Mis diferencias con Julio, las normales que generaban puntos de vista divergentes sobre algunos aspectos del trabajo, las dirimía directamente con él, frente a frente, y quedaban en su oficina, por muy acalorada que fuera la discusión. Al día siguiente, cuando nos encontrábamos en el elevador o en el pasillo del piso 7, me soltaba su habitual saludo: “¿Qué pasa, chévere?”, señal de que todo seguía por el curso que imponía el respeto afectuoso.

Acaba de conmemorar el Icaic su 65 aniversario de fundado. La celebración la asumí como propia. Creo que es un sentimiento compartido por todos los que una vez ahí trabajamos y aportamos a la cultura nacional en la medida de nuestras capacidades. Entonces el Icaic no era de nadie en particular, sino de todos, como debe seguir siendo. Ya dije que antes de ser formalmente trabajador del Instituto me sentía parte de él. Es así como me considero aún.

Para los años que vendrán habrá que abrir las puertas a la inclusión; y no se debe replicar ninguna de las instituciones ni prácticas que fueron exitosas en el pasado. Nuevos tiempos demandan un cine nuevo, y un cine nuevo exige otras relaciones artistas-institución si es verdad que el objetivo del cine cubano es contarnos con profundidad psicológica y jerarquía estética. Reeditar algo similar al Grupo de Experimentación sonora del Icaic (Gesi), pongamos por caso, está condenado a quedar en la caricatura. Ya eso tuvo su momento, altísimo e irrepetible. Hay que buscar por otros rumbos.

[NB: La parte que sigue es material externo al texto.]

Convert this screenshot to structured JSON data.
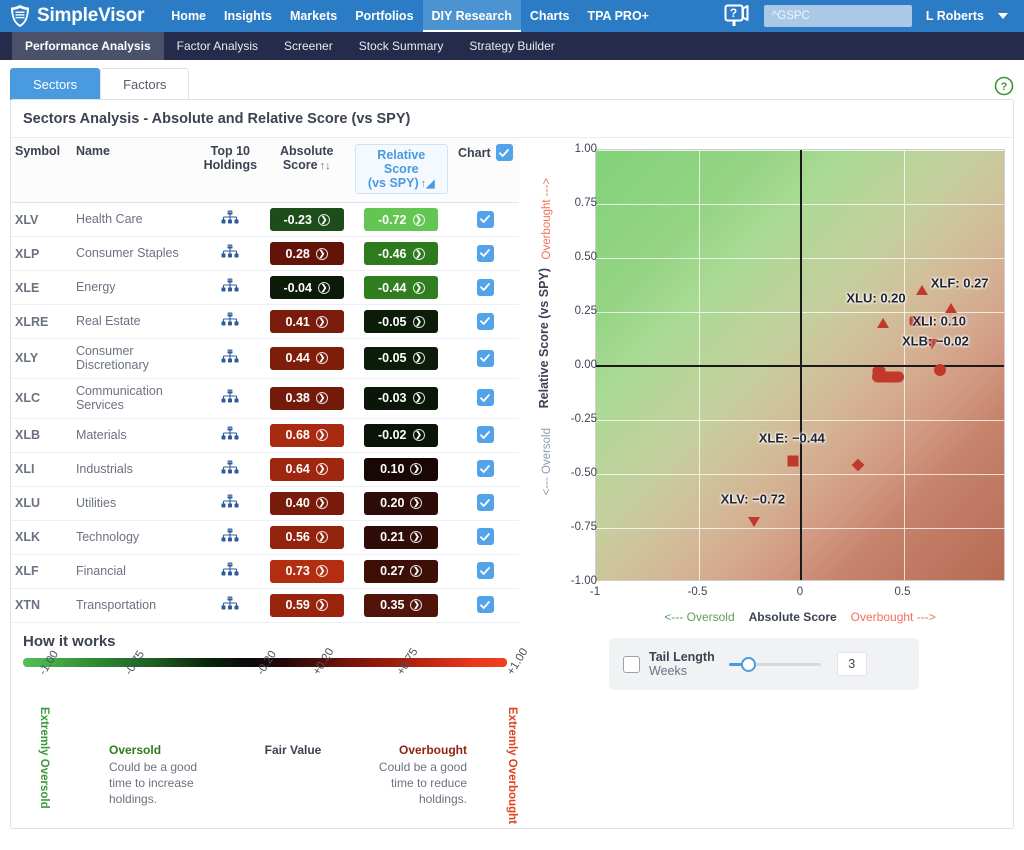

Mi corazón, fuerza es decirlo, está del lado de la Asamblea de Cineastas Cubanos. Ellos proponen un ejercicio cívico, constructivo, “desde adentro”,  del cual estamos urgidos, y no solo en la esfera del cine. Por razones más que visibles, el Icaic que fue ya no será. Ojalá se encuentre la vena a través de la cual se pueda insuflar sangre nueva al cine de nuestro país. Es lo menos que se puede esperar de cara al futuro.